Morley Safer, the renowned Canadian-American journalist that was a fixture at CBS for almost fifty years, died only days after his retirement. His health on the rapid decline, he worked until it was physically impossible. Lionized as “a gentleman, a scholar, [and] a great raconteur” by CBS chairman Leslie Moonvies, not someone especially known for the liberal application of superlatives, his statement was nonetheless representative of the universal admiration among his colleagues for his tremendous body of work.
Mere chance saved him from likely obscurity at the Canadian Broadcasting Corporation when he was discovered by CBS News in the background of a demo tape sent in by one of Safer’s colleagues. Willing to take on overseas assignments that often were risky, Safer labored for years in Saigon and London, with high-risk high-reward foreign assignments in Communist China, Nigeria, Czechoslovakia, and Israel. His travels often brought him into combat zones and areas under control of totalitarian regimes, which he weathered with aplomb and more than a little luck.
His efforts paid off in 1970 when we has elevated to a post at 60 Minutes, a TV news magazine still in its infancy. He rewarded CBS in turn by executing, in partnership with Mike Wallace, bait-and-switch sensationalist tele-journalism to perfection in an era where news was often delivered with stale and unimaginative grandfatherly paternalism. 60 minutes rose from the ratings basement, and begun an unprecedented quarter-century run as a top ten show, often holding the number one spot. The show’s relevance declined starting in the 1990s as the number of news options exploded with the popularity of cable television, and then the advent of the Internet, both mediums which liberally copied the style of 60 Minutes, if not the substance.
It is not an exaggeration to say that Safer’s life was iconic. This was no accident–he was a smart and savvy journalist with an impeccable sense of timing and understanding of the attitudes of the public. But his ability to perceive cognitive dissonance by politicians and government institutions and to subsequently exploit it with painfully embarrassing exposes is what cemented his career and place among the media intelligentsia.
Often gaining the trust of a variety of officials, foreign and domestic, through empty promises and outright deception, he gleefully betrayed such trust over and over again on national TV. Starting in 1965 with an embedded assignment with the U.S. Marines in 1965 at Cam Ne that viscerally exposed civilian collateral damage in US combat operations and became a propaganda coup for the Viet Cong and the North Vietnamese, Safer wrapped himself with a stateless flag and declared himself above the issues of national politics. In fact he doubled down on that narrative, gaining dual citizenship of both Canada and the United States in order to grease his movements around the globe, but still continuing to take delight in poking fun at both governments.

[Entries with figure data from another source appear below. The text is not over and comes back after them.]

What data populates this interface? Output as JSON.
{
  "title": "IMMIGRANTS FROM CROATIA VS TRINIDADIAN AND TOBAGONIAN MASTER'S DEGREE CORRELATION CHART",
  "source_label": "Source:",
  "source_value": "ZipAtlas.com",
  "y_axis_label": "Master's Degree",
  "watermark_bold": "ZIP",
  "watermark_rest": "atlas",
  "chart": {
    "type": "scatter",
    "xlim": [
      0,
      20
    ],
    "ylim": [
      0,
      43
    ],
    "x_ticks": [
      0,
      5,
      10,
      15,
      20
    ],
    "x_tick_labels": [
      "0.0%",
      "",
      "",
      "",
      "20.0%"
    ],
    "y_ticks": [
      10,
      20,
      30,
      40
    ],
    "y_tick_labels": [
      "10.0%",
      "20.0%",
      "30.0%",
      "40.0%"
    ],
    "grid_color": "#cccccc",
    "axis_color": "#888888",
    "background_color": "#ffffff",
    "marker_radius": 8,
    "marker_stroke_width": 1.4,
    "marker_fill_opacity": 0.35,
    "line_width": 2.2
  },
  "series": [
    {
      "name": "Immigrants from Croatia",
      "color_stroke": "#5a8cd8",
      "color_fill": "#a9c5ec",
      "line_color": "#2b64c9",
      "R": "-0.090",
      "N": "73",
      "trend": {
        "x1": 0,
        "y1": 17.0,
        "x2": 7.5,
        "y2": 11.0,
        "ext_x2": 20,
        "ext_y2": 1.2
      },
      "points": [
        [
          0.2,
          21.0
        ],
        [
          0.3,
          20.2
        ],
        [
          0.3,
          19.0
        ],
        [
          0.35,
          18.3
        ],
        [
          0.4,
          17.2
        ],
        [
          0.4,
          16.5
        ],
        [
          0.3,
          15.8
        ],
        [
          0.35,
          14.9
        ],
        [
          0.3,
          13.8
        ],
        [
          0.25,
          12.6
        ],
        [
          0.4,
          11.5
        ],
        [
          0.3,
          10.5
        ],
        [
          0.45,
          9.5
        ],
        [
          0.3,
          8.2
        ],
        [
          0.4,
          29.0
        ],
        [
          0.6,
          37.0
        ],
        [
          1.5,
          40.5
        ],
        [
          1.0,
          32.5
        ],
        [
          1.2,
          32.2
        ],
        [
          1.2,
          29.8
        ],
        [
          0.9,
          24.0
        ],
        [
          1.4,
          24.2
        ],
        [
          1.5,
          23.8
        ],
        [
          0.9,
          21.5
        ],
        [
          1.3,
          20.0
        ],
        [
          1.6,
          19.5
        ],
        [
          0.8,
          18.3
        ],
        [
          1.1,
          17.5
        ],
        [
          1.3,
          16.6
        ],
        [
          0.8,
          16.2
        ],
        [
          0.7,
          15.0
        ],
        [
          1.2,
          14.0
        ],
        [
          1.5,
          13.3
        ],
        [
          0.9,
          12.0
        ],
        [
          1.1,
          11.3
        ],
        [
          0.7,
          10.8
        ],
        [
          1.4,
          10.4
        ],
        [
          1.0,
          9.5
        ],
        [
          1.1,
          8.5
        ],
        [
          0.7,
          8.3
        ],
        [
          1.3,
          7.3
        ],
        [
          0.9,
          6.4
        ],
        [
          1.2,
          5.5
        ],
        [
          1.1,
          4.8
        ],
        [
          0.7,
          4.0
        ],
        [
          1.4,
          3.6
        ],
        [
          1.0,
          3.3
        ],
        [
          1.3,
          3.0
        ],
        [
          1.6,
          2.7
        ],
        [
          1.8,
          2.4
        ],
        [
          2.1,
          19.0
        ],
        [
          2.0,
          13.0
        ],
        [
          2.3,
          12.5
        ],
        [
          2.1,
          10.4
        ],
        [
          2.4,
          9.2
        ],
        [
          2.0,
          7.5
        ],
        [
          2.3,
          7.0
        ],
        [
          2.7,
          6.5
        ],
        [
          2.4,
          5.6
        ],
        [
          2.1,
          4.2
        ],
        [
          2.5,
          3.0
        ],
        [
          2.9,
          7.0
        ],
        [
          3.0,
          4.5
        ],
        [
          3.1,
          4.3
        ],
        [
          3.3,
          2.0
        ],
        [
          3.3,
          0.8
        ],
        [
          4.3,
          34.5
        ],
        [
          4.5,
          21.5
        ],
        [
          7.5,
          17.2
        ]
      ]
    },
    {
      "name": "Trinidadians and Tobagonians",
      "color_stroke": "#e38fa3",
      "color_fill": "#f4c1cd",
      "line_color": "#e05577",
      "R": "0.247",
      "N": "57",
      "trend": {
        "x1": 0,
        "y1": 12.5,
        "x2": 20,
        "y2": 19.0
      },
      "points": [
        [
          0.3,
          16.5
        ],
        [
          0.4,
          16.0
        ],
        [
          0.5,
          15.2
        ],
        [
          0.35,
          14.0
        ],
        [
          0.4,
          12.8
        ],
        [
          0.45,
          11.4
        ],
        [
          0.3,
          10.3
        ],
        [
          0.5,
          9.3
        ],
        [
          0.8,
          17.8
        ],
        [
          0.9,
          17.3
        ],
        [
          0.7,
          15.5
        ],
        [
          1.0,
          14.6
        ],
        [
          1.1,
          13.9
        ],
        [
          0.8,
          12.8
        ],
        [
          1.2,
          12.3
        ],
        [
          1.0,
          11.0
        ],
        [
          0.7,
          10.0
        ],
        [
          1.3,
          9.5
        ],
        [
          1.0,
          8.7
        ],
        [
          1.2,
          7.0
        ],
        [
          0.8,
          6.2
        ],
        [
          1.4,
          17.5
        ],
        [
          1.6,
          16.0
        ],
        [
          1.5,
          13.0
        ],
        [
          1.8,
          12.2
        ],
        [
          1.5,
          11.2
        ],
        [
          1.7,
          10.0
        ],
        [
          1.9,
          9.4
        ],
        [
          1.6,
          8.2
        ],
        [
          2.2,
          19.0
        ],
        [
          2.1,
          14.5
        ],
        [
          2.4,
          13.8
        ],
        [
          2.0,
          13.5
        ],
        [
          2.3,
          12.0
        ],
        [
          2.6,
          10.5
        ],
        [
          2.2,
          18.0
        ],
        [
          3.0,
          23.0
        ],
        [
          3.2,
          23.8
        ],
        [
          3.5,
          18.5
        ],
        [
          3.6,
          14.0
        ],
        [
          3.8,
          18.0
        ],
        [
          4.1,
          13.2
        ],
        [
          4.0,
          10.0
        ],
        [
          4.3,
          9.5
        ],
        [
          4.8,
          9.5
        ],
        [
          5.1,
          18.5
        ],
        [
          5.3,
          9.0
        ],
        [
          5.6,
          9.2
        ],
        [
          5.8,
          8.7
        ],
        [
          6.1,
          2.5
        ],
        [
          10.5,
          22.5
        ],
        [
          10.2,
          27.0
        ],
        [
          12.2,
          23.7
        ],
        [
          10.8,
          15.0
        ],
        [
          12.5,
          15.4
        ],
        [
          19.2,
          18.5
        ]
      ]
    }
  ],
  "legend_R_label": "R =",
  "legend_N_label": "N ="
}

In truth, Safer was the king of yellow journalism, a sobriquet that disturbed him not in the least. This was well and good when dealing with crooked politicians and greedy corporate executives. But Safer wasn’t satisfied in knocking down institutions and individuals a peg when they needed it. He preferred to dynamite the foundations of the countries that called him citizen, and while the rest of us hung onto for dear life hoping that their country would survive the scandals and betrayals, Safer cashed in on his antics with big compensation packages from grateful CBS executives that bathed in the glow from Safer’s Nielson ratings. It was the cash he needed to support his jaunts to Rome to nurture his painting hobby, cash he needed to buy expensive sports cars, cash he needed to the sustain the bourgeois lifestyle he publicly despised in others.
Safer resisted caricature. He often reported on subjects not in the regular mainstream, such as art and cuisine, with the same wit and insightfulness of the outsider observing the idiosyncrasies of the insider as he did in taking down the rich and powerful. His talents were recognized over and over again with coveted journalism awards, and he often earned grudging respect from his enemies. And enemies he had aplenty, in low places and high. Not all were his admirers–the U.S. military treated him with the utter contempt it reserved for traitors and the aiders-and-abettors of the enemy for the rest of his life after the Cam Ne report.

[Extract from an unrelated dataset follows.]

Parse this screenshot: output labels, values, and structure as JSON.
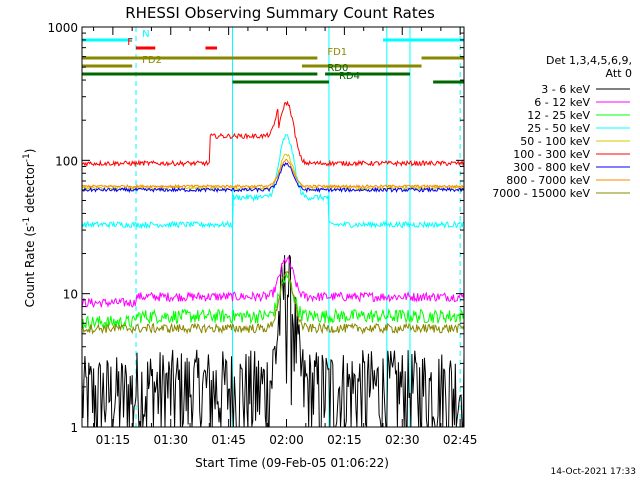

Safer died as he lived–controlling the narrative. There were no exposes of a grandfatherly journalist once powerful but now in meek decline, no undignified deathbed interviews absent his usually smirking visage, and no power struggle forcing him out of CBS News as younger talent battled to take on his responsibilities. Instead he quietly passed away at age 84, with the thunderous applause of his peers still echoing outside. He was a man without a country, but unlike Edward Everett Hale’s Lt. Phillip Nolan, closed his eyes without consequence or regrets.